Multidrug resistance (MDR) has emerged as a prominent challenge contributing to the ineffectiveness of chemotherapy in treating non-small cell lung cancer (NSCLC) patients. Currently, mitochondria of cancer cells are identified as a promising target for overcoming MDR due to their crucial role in intrinsic apoptosis pathway and energy supply centers. Here, a two-stage targeted liposome (HA/TT LP/PTX) was successfully developed via a two-step process: PTX-loaded cationic liposome (TT LP/PTX) were formulated by lipid film hydration & ultrasound technique, followed by further coating with natural anionic polysaccharide hyaluronic acid (HA). TT, an amphipathic polymer conjugate of triphenylphosphine (TPP)-tocopheryl polyethylene glycol succinate (TPGS), was used to modify the liposomes for mitochondrial targeting.
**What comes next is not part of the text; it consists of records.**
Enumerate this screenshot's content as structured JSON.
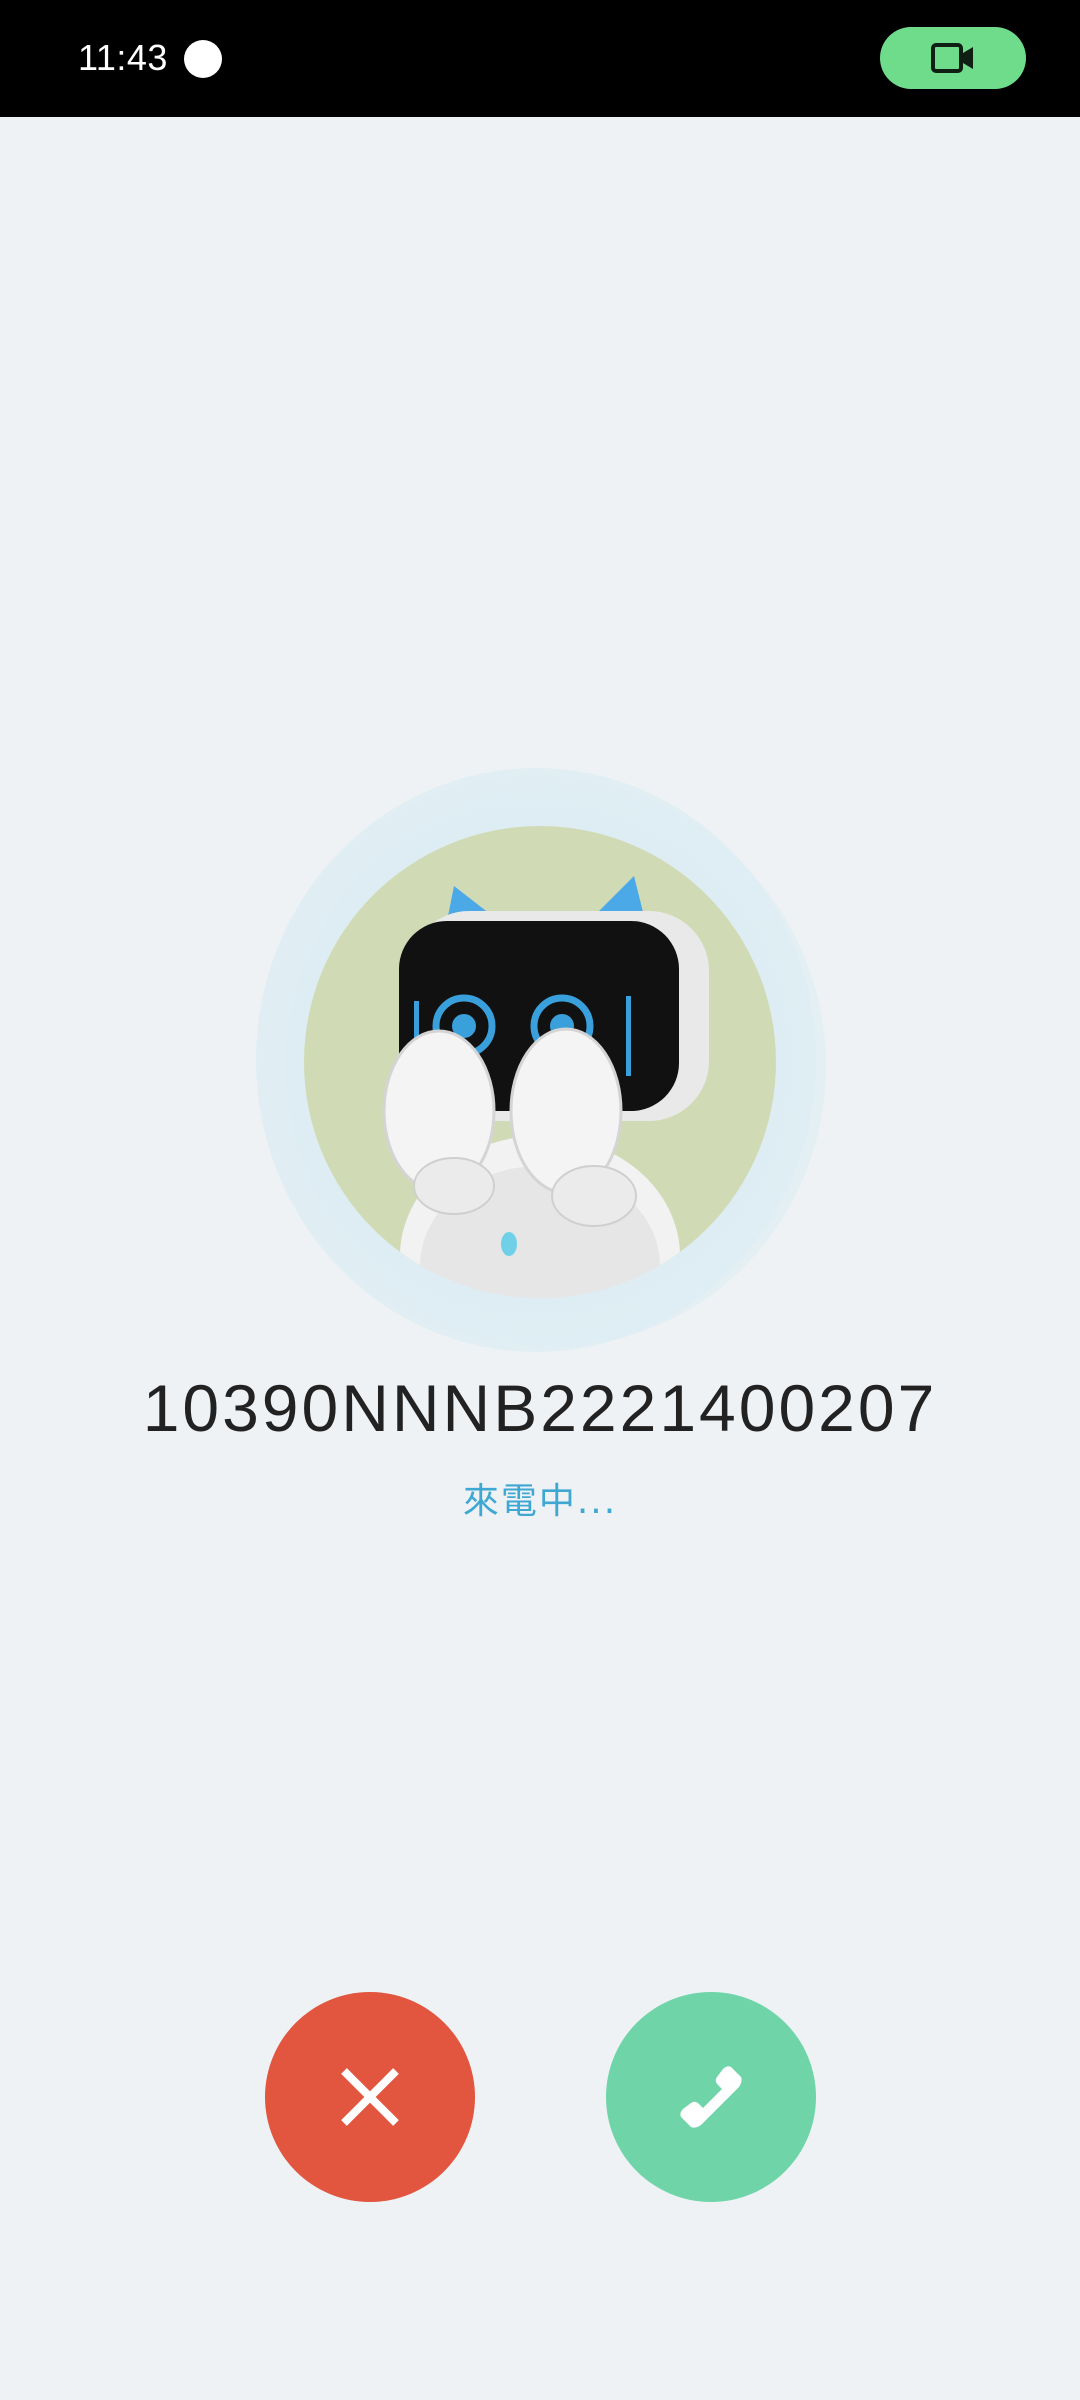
{
  "status_bar": {
    "time": "11:43",
    "indicator_icon": "circle-dot-icon",
    "recording_pill": {
      "icon": "video-camera-icon",
      "color": "#6fdc8c"
    },
    "background": "#000000"
  },
  "caller": {
    "avatar_icon": "robot-cat-avatar",
    "avatar_bg": "#d0dbb6",
    "name": "10390NNNB2221400207",
    "status": "來電中..."
  },
  "actions": {
    "decline": {
      "icon": "close-icon",
      "color": "#e2553f"
    },
    "accept": {
      "icon": "phone-icon",
      "color": "#6fd5a9"
    }
  },
  "colors": {
    "page_background": "#eef2f5",
    "status_text": "#3fa8d2",
    "name_text": "#222222"
  }
}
The average particle size, zeta potential and encapsulation efficiency (EE%) of HA/TT LP/PTX were found to be 153 nm, -30.3 mV and 92.1% based on the optimal prescription of HA/TT LP/PTX. Compared to cationic liposome, HA-coated liposomes showed improved stability and safety, including biological stability in serum, cytocompatibility, and lower hemolysis percentage. In drug-resistant A549/T cells, HA was shown to improve the cellular uptake of PTX through CD44 receptor-mediated endocytosis and subsequent degradation by hyaluronidase (HAase) in endosomes. Following this, the exposure of TT polymer facilitated the accumulation of PTX within the mitochondria. As a result, the function of mitochondria in A549/T cells was disturbed, leading to an increased ROS level, decreased ATP level, dissipated MMP, and increased G(2)/M phase arrest. This resulted in a higher apoptotic rate and stronger anticancer efficacy.

Automated summary

Multidrug resistance is a major challenge in chemotherapy for non-small cell lung cancer. Mitochondria have been identified as a promising target for overcoming drug resistance. A two-stage targeted liposome was successfully developed, with paclitaxel-loaded cationic liposome formulated and further coated with hyaluronic acid. The encapsulated paclitaxel showed improved stability and safety, and the liposomes enhanced cellular uptake and accumulation of paclitaxel in mitochondria, leading to disrupted mitochondrial function, increased apoptosis, and stronger anticancer efficacy.